In the end, she took the medicine herself, as she always does, choosing to be in control of how things happen to her.  It took several false starts; for each, she calmed herself by sitting up straight, closing her eyes, and taking a deep breath.  And then, as soon as the syringe touched her lips, she crumbled back into sobs, her body shaking with visceral rejection and misery.  Not anger, even though it would be easier for us if she hated us for what we keep doing to her.  If she blamed us for making her do this.  It would be easier to be targets of her anger than witnesses to her hopeless, knowing, abject misery.

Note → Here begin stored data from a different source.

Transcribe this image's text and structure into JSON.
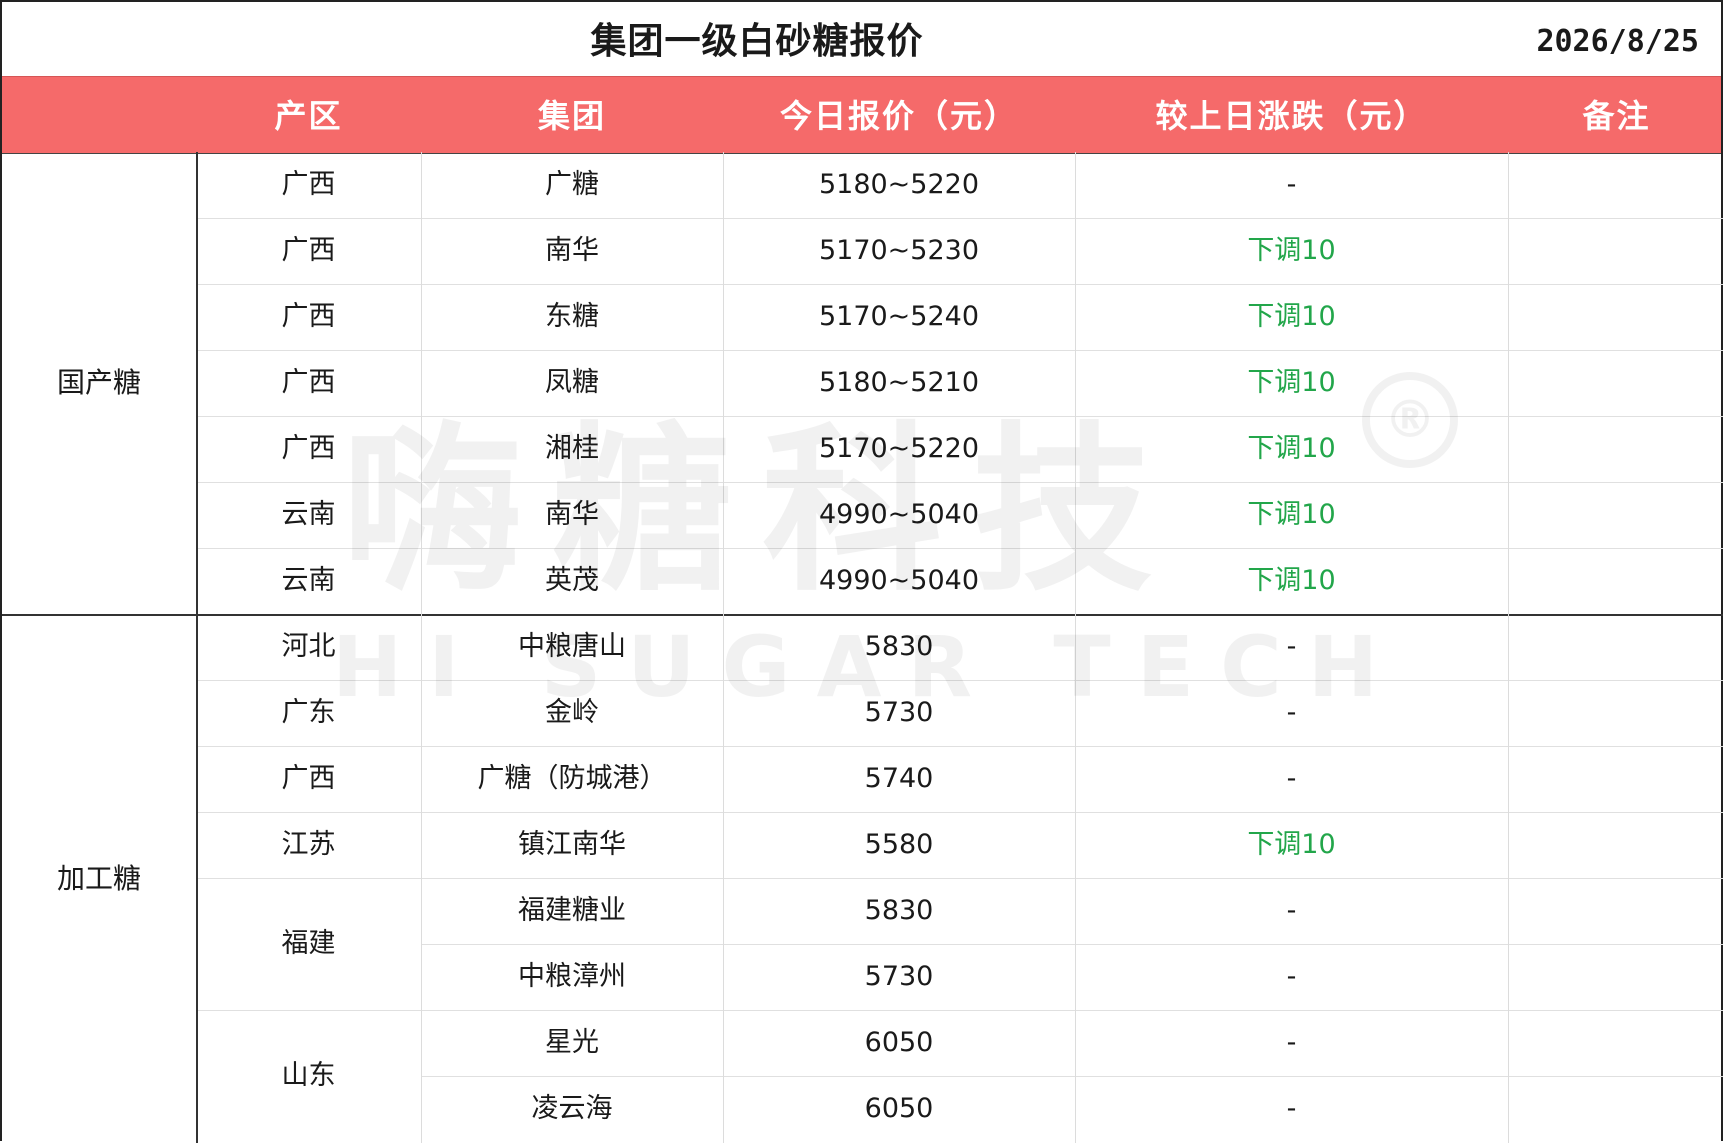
{
  "title": "集团一级白砂糖报价",
  "date": "2026/8/25",
  "headers": {
    "region": "产区",
    "group": "集团",
    "price": "今日报价（元）",
    "change": "较上日涨跌（元）",
    "note": "备注"
  },
  "categories": {
    "domestic": "国产糖",
    "processed": "加工糖"
  },
  "rows": [
    {
      "region": "广西",
      "group": "广糖",
      "price": "5180~5220",
      "change": "-"
    },
    {
      "region": "广西",
      "group": "南华",
      "price": "5170~5230",
      "change": "下调10"
    },
    {
      "region": "广西",
      "group": "东糖",
      "price": "5170~5240",
      "change": "下调10"
    },
    {
      "region": "广西",
      "group": "凤糖",
      "price": "5180~5210",
      "change": "下调10"
    },
    {
      "region": "广西",
      "group": "湘桂",
      "price": "5170~5220",
      "change": "下调10"
    },
    {
      "region": "云南",
      "group": "南华",
      "price": "4990~5040",
      "change": "下调10"
    },
    {
      "region": "云南",
      "group": "英茂",
      "price": "4990~5040",
      "change": "下调10"
    },
    {
      "region": "河北",
      "group": "中粮唐山",
      "price": "5830",
      "change": "-"
    },
    {
      "region": "广东",
      "group": "金岭",
      "price": "5730",
      "change": "-"
    },
    {
      "region": "广西",
      "group": "广糖（防城港）",
      "price": "5740",
      "change": "-"
    },
    {
      "region": "江苏",
      "group": "镇江南华",
      "price": "5580",
      "change": "下调10"
    },
    {
      "region": "福建",
      "group": "福建糖业",
      "price": "5830",
      "change": "-"
    },
    {
      "region": "",
      "group": "中粮漳州",
      "price": "5730",
      "change": "-"
    },
    {
      "region": "山东",
      "group": "星光",
      "price": "6050",
      "change": "-"
    },
    {
      "region": "",
      "group": "凌云海",
      "price": "6050",
      "change": "-"
    }
  ],
  "watermark": {
    "cn": "嗨糖科技",
    "en": "HI SUGAR TECH",
    "reg": "®"
  },
  "colors": {
    "header_bg": "#f56a6a",
    "header_text": "#ffffff",
    "down": "#22a64a"
  }
}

Finally, after all those tries and stalling tactics, she made her choice.  She squared her shoulders, slowly put the syringe to her lips, and pushed the plunger, drinking it all down in two audible swallows.  She then immediately drank half a cup of Gatorade in an effort to mask the taste.  She doesn’t usually like Gatorade, but it’s what she asks for to go with her chemotherapy.  So we give it to her.

But only after she’s poisoned herself.

People ask us how we’re holding up, and when we say we’re doing pretty good, we’re being honest.  We know that we’re lucky to have to poison her, just like we were lucky to have to irradiate her.  We’re beyond grateful for those opportunities.  We are.  But we’re also painfully aware of the nature of what we’re doing.  We feel every last drop of the horror it is to be grateful to be damaging our baby; to have the good fortune to force her to choose, day after day, whether she will poison herself or we will do it for her.